A three-man Galway management team - Damien Coleman, Malachy Hanley and Tex Callaghan - has been put in place but county board chairman Noel Treacy indicated to the Irish Independent yesterday that former Cork and Limerick boss Donal O'Grady could also have a role with them.
O'Grady is one of the architects of the Super 11s format which suits smaller venues like Fenway Park and will be part of the official touring party.
Galway County Board's four-man delegation will be led by Treacy, who had backed Cunningham to remain in place over the last eight weeks.
Treacy cast his vote in Cunningham's favour to extend his time in charge for a further two years after an initial management vote tied at 3-3 last year.
Galway's Management Committee met last night to formally begin the process of finding a successor to Cunningham. But they have not set themselves a strict time-frame to have a new man in place. "We're not going to rush it, we're obviously not in a great place and we have to get this right," said Treacy.

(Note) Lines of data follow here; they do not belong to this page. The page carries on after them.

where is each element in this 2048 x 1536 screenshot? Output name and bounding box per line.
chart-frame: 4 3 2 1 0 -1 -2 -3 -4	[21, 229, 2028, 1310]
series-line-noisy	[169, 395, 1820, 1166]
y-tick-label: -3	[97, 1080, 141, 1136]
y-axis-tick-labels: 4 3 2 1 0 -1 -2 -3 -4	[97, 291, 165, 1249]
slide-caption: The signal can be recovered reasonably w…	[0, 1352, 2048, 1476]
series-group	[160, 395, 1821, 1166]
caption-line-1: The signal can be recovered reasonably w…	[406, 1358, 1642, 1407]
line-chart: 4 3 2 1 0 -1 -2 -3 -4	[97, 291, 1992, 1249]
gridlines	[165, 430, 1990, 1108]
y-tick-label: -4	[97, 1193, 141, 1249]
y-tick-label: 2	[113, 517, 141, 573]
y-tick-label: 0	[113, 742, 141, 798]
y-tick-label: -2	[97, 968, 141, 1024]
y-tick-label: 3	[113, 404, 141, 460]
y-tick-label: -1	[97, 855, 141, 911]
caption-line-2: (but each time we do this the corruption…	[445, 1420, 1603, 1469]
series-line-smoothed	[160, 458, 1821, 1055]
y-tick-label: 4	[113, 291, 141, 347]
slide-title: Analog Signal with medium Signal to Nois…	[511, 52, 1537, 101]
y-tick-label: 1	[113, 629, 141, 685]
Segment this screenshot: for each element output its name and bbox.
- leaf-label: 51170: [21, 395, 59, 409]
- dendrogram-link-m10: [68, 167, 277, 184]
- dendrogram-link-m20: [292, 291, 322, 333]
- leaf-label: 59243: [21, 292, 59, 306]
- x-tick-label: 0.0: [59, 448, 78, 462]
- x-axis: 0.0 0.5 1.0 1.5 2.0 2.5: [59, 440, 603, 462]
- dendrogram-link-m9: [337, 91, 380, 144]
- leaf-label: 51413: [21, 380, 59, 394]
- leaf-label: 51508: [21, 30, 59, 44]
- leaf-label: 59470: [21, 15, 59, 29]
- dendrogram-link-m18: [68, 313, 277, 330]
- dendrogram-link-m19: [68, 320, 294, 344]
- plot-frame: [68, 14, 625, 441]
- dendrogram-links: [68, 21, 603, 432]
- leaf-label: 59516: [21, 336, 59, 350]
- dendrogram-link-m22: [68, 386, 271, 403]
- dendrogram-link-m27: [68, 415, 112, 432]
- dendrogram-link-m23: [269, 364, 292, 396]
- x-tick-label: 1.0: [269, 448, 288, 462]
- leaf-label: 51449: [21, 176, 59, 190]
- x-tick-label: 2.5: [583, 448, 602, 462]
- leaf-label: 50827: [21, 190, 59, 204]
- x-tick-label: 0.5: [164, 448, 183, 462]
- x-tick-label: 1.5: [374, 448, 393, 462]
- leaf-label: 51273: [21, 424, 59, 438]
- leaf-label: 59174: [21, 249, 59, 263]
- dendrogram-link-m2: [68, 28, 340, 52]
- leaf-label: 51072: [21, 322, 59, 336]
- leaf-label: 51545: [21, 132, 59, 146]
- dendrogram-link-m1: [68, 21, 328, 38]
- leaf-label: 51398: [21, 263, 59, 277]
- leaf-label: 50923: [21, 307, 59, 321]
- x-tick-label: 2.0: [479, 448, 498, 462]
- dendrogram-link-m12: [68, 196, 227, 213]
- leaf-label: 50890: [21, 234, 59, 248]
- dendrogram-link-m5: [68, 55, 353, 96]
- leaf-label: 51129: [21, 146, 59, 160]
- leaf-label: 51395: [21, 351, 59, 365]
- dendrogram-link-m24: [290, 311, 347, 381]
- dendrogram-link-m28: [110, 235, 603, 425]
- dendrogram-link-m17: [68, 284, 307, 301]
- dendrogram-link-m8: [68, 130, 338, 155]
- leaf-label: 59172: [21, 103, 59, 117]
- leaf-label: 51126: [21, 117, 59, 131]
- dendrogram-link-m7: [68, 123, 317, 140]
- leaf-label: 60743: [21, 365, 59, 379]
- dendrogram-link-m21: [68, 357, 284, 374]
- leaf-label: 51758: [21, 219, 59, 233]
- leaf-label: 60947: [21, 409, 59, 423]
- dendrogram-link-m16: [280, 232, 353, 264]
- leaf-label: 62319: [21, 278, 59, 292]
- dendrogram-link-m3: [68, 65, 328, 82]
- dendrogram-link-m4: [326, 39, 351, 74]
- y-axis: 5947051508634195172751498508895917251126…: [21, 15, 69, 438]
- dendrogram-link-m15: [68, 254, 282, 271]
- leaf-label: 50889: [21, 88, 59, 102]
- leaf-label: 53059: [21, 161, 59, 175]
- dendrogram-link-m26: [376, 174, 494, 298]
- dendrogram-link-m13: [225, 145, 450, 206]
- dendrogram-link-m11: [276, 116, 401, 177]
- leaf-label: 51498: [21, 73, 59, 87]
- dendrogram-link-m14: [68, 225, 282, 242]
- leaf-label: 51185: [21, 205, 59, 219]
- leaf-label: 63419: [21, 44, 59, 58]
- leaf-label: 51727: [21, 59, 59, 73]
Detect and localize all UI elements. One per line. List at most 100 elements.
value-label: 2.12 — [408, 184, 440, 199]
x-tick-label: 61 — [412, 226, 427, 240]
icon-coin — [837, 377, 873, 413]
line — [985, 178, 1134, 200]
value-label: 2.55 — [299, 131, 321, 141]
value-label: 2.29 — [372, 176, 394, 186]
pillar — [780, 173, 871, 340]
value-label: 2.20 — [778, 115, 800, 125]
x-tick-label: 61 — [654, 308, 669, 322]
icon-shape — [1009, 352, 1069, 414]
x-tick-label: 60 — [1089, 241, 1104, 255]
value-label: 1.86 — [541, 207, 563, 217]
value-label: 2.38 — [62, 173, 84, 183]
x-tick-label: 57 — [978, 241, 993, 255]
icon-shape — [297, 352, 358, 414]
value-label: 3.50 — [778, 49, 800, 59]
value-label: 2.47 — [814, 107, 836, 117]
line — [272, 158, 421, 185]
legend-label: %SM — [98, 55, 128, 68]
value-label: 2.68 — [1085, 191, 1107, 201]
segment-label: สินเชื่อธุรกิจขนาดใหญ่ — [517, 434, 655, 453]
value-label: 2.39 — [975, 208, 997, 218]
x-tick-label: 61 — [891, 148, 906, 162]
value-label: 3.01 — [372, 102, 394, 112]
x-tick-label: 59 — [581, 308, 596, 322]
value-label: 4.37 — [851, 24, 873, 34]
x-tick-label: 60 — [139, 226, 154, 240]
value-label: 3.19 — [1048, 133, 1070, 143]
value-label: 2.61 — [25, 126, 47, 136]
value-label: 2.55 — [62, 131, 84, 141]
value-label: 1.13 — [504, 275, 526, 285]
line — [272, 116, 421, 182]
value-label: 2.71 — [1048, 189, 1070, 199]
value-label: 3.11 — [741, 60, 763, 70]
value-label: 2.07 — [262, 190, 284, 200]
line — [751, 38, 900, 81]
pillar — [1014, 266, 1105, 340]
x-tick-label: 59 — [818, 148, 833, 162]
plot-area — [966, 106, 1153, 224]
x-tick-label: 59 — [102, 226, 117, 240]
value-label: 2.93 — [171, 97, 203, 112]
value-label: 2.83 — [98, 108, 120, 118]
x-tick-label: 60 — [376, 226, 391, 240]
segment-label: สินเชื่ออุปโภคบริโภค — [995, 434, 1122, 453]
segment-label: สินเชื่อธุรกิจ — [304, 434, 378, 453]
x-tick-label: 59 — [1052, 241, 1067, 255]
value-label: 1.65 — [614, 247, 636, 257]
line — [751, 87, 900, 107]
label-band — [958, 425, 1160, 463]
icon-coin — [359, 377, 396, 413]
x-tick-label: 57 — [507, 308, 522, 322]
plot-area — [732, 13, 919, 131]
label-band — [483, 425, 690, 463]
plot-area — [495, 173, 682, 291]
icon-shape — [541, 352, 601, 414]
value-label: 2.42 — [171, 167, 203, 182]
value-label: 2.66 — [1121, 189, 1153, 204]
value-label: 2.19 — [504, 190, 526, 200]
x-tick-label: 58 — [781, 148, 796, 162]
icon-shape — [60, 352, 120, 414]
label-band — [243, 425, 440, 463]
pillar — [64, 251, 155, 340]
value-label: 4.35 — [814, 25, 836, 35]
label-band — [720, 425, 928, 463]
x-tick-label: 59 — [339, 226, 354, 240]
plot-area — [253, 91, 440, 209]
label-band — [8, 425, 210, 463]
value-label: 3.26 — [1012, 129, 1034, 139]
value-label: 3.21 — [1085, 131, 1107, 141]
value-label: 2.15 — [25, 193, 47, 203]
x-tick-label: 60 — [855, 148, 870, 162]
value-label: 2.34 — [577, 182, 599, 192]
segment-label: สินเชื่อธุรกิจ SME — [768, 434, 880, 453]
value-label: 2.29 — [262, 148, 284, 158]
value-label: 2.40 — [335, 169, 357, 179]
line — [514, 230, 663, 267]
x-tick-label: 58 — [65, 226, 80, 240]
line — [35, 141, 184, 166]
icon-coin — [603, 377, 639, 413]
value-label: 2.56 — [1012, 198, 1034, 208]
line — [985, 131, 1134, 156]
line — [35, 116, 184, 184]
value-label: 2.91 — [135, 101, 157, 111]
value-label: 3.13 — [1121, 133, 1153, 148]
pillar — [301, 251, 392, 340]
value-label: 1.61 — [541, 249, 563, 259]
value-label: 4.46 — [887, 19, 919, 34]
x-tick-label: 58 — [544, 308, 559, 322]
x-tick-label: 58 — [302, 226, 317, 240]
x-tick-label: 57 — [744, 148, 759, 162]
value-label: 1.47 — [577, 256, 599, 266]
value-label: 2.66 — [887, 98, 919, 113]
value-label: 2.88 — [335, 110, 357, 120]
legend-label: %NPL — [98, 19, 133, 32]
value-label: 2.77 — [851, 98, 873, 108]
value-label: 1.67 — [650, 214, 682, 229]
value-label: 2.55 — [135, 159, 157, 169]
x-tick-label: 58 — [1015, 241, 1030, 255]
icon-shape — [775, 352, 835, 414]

If recent activity with one local bookmaking firm is anything to go by, then Donoghue has support.
The sheer weight of bets being placed on Donoghue earlier this week forced bookmakers John Mulholland to close the book on the succession.
It is understood that the first 37 bets they took were on Donoghue, who has been extensively linked with the position with some speculation locally of a partnership with former Tipperary manager and coach Eamon O'Shea, who lives in the city. However, as reported in today's Irish Independent, O'Shea willl not be going back into management.
Ironically, O'Grady has been a 'troubleshooter' in two of the previous inter-county management positions he has filled with Cork in 2003 and Limerick in 2010 after player dissatisfaction with management in both counties.